Illustration: Sarah Grillo/Axios
Wall Street banks last fall told Uber that it could fetch a $120 billion valuation in its IPO. What we didn't realize at the time was just how important that specific figure was to Uber CEO Dara Khosrowshahi.
The bottom line: Khosrowshahi stands to make a boatload of money if Uber maintains an average fully-diluted valuation of at least $120 billion during a period of 90 consecutive trading days, according to a footnote in the company's IPO registration document.
By the numbers: Specifically, he'd be entitled to stock options to buy 1.75 million shares. The fair market value when those shares began vesting last May was $59 million, but would be substantially higher at a $120 billion valuation (yes, even fully-diluted).

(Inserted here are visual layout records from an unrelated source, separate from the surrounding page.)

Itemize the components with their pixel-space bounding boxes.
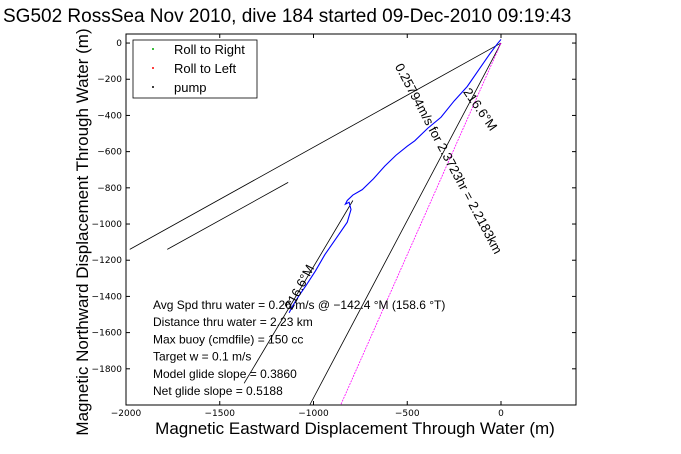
plot-frame bbox=[125, 33, 577, 406]
y-tick-label: −400 bbox=[97, 111, 122, 121]
legend-label: Roll to Left bbox=[174, 61, 237, 76]
cone-line bbox=[167, 182, 289, 250]
legend-marker bbox=[152, 48, 154, 50]
legend-marker bbox=[152, 67, 154, 69]
plot-lines bbox=[129, 39, 502, 406]
y-axis-label: Magnetic Northward Displacement Through … bbox=[73, 28, 92, 435]
stats-block: Avg Spd thru water = 0.26 m/s @ −142.4 °… bbox=[153, 298, 445, 398]
legend: Roll to Right Roll to Left pump bbox=[132, 39, 258, 99]
x-tick-label: −500 bbox=[395, 409, 420, 419]
cone-line bbox=[129, 42, 502, 250]
chart-title: SG502 RossSea Nov 2010, dive 184 started… bbox=[3, 6, 571, 27]
y-tick-label: −800 bbox=[97, 184, 122, 194]
y-tick-label: 0 bbox=[116, 39, 122, 49]
stat-line: Avg Spd thru water = 0.26 m/s @ −142.4 °… bbox=[153, 298, 445, 312]
annotations: 216.6°M0.25794m/s for 2.3723hr = 2.2183k… bbox=[281, 61, 505, 312]
series-line-track bbox=[288, 39, 502, 313]
stat-line: Model glide slope = 0.3860 bbox=[153, 367, 297, 381]
axis-ticks: −2000 −1500 −1000 −500 0 0 −200 −400 −600 −800 −10… bbox=[92, 34, 576, 419]
y-tick-label: −1800 bbox=[92, 365, 123, 375]
path-annotation: 0.25794m/s for 2.3723hr = 2.2183km bbox=[392, 61, 506, 257]
x-tick-label: −1000 bbox=[298, 409, 329, 419]
stat-line: Distance thru water = 2.23 km bbox=[153, 315, 313, 329]
legend-label: Roll to Right bbox=[174, 42, 245, 57]
stat-line: Net glide slope = 0.5188 bbox=[153, 384, 283, 398]
y-tick-label: −1000 bbox=[92, 220, 123, 230]
y-tick-label: −1600 bbox=[92, 329, 123, 339]
y-tick-label: −1400 bbox=[92, 292, 123, 302]
y-tick-label: −1200 bbox=[92, 256, 123, 266]
stat-line: Target w = 0.1 m/s bbox=[153, 350, 251, 364]
x-tick-label: −1500 bbox=[205, 409, 236, 419]
x-axis-label: Magnetic Eastward Displacement Through W… bbox=[155, 419, 555, 438]
cone-line bbox=[309, 42, 502, 406]
stat-line: Max buoy (cmdfile) = 150 cc bbox=[153, 332, 303, 346]
y-tick-label: −200 bbox=[97, 75, 122, 85]
legend-marker bbox=[152, 86, 154, 88]
x-tick-label: 0 bbox=[498, 409, 504, 419]
legend-label: pump bbox=[174, 80, 207, 95]
y-tick-label: −600 bbox=[97, 148, 122, 158]
x-tick-label: −2000 bbox=[111, 409, 142, 419]
cone-line bbox=[243, 200, 354, 384]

- For context, 1.75 million is more than all of the other stock options Khosrowshahi could earn. He also currently holds just under 200,000 actual shares, and last year received a $1 million salary and $2 million cash bonus.
- For further context, he left over $180 million of options on the table when he left Expedia to take the Uber job.

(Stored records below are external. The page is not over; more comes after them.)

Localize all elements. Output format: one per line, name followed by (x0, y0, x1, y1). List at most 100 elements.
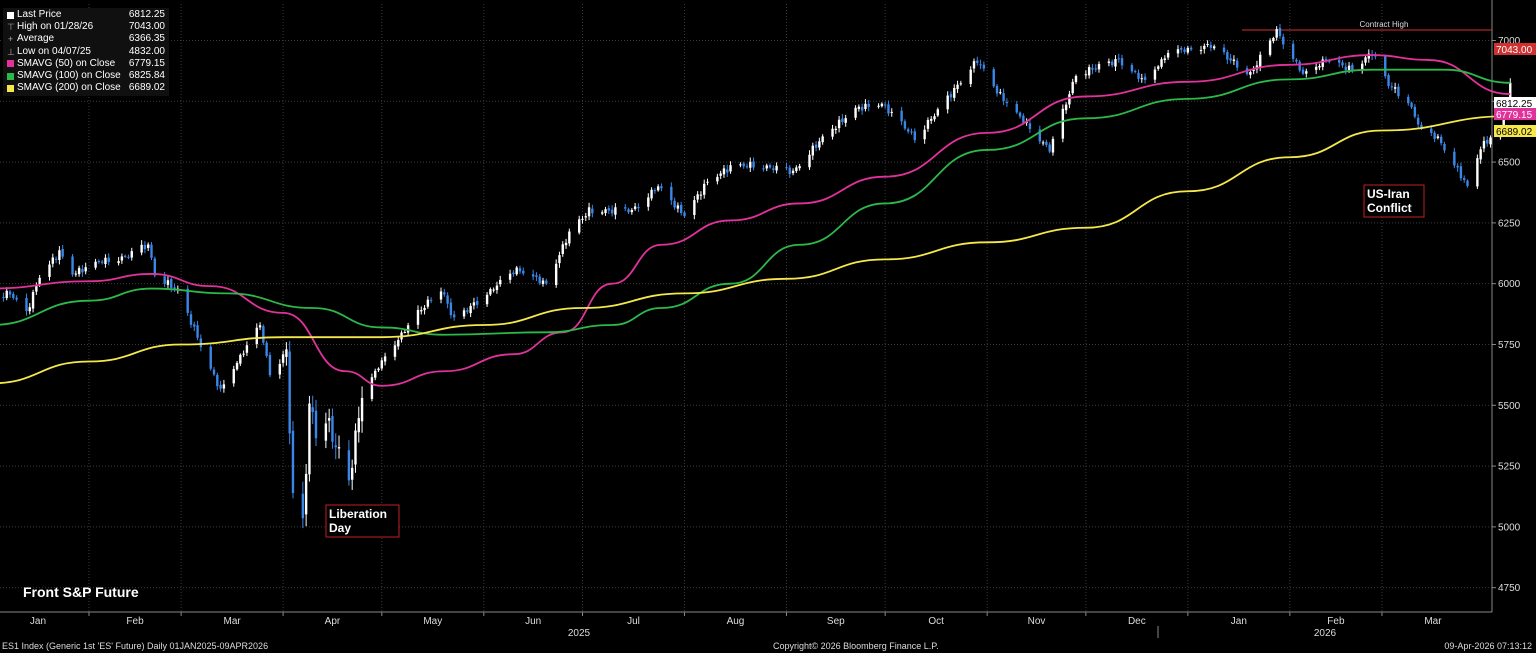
candle-up (499, 279, 502, 285)
candle-up (1268, 40, 1272, 55)
candle-up (568, 231, 571, 244)
candle-up (403, 331, 407, 333)
x-tick-label: Mar (223, 616, 241, 627)
candle-down (216, 374, 219, 387)
candle-up (926, 119, 930, 129)
candle-down (910, 131, 913, 133)
candle-down (449, 302, 453, 316)
candle-down (653, 190, 657, 192)
candle-down (995, 85, 999, 94)
footer-security-description: ES1 Index (Generic 1st 'ES' Future) Dail… (2, 641, 269, 651)
legend-value: 6779.15 (128, 57, 165, 69)
candle-up (1157, 66, 1160, 69)
candle-down (466, 310, 469, 312)
candle-down (107, 257, 110, 262)
candle-down (979, 64, 982, 66)
candle-down (1236, 60, 1239, 68)
candle-down (627, 209, 630, 213)
candle-down (301, 493, 305, 519)
y-tick-label: 6500 (1498, 158, 1521, 169)
candle-down (1278, 27, 1282, 36)
candle-up (239, 354, 242, 364)
candle-up (877, 105, 880, 107)
candle-up (584, 216, 587, 218)
candle-up (1347, 65, 1351, 70)
candle-down (512, 272, 515, 274)
candle-down (772, 168, 775, 170)
legend-value: 4832.00 (128, 45, 165, 57)
candle-down (1459, 166, 1463, 179)
candle-up (923, 129, 926, 140)
x-tick-label: May (423, 616, 442, 627)
candle-up (1275, 29, 1278, 38)
candle-down (199, 338, 203, 348)
legend-label: Average (17, 33, 55, 45)
candle-down (1189, 47, 1193, 50)
candle-up (699, 194, 703, 196)
candle-up (120, 256, 124, 261)
legend-swatch (7, 11, 14, 19)
candle-up (703, 183, 706, 195)
candle-down (1416, 117, 1420, 125)
x-tick-label: Feb (1327, 616, 1345, 627)
candle-up (1107, 61, 1111, 64)
candle-up (94, 261, 97, 268)
candle-down (25, 298, 28, 312)
footer-timestamp: 09-Apr-2026 07:13:12 (1444, 641, 1532, 651)
sma-line (0, 115, 1511, 384)
legend-glyph-icon: ⊥ (7, 46, 15, 57)
candle-up (604, 209, 607, 214)
candle-up (633, 206, 637, 209)
candle-up (554, 263, 558, 285)
legend-swatch (7, 60, 14, 68)
candle-up (854, 107, 857, 118)
candle-down (1486, 139, 1489, 144)
x-tick-label: Jul (627, 616, 640, 627)
candle-up (1252, 69, 1255, 71)
candle-up (360, 398, 364, 422)
candle-up (857, 106, 861, 109)
legend-entry: SMAVG (50) on Close 6779.15 (7, 58, 165, 70)
candle-up (795, 167, 798, 171)
candle-down (976, 60, 979, 63)
candle-down (1344, 66, 1347, 71)
chart-title: Front S&P Future (23, 584, 139, 600)
candle-up (716, 176, 719, 182)
sma-line (0, 54, 1511, 387)
candle-up (439, 291, 443, 300)
candle-up (719, 173, 722, 176)
candle-down (446, 295, 449, 304)
x-axis: Jan Feb Mar Apr May Jun Jul Aug Sep Oct Nov Dec Jan F… (0, 611, 1492, 639)
candle-down (538, 276, 541, 284)
candle-up (1206, 44, 1209, 46)
candle-up (77, 267, 81, 275)
candle-down (1337, 59, 1341, 63)
candle-up (1259, 54, 1262, 67)
candle-down (1045, 141, 1048, 145)
candle-up (420, 310, 423, 312)
candle-up (1314, 66, 1318, 70)
candle-up (936, 109, 940, 116)
annotation-text: US-Iran (1367, 187, 1410, 201)
candle-down (742, 163, 745, 167)
candle-down (1226, 52, 1229, 60)
candle-down (1091, 67, 1094, 70)
legend-entry: SMAVG (200) on Close 6689.02 (7, 82, 165, 94)
legend-swatch (7, 84, 14, 92)
candle-up (956, 84, 959, 90)
price-tag-label: 6689.02 (1496, 127, 1533, 138)
candle-down (54, 258, 58, 260)
candle-up (541, 280, 545, 285)
candle-up (35, 285, 38, 292)
candle-up (1272, 38, 1275, 42)
candle-up (374, 370, 377, 378)
candle-down (768, 165, 772, 168)
candle-down (1028, 123, 1032, 129)
candle-down (913, 131, 916, 141)
candle-down (607, 208, 611, 211)
candle-up (749, 161, 752, 168)
candle-down (1120, 58, 1124, 66)
legend-label: Last Price (17, 9, 62, 20)
candle-down (12, 293, 15, 298)
candle-up (999, 92, 1002, 94)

- This potential options grant is part of his original employment agreement, not something specifically tied to the IPO.
Shot: Just to give Khosrowshahi some heartburn, Lyft shares closed yesterday at $56.11. That's 22% below the IPO price and just 18.5% above the final private share price.
Chaser: Just to give Khosrowshahi some antacid, both Zoom and Turning Point Therapeutics this morning increased their IPO size. Neither is a transportation company, but the moves suggest that Lyft hasn't softened the broader IPO market.
What to watch: It will be interesting to see if we get an amended filing from Pinterest over the next 24 hours.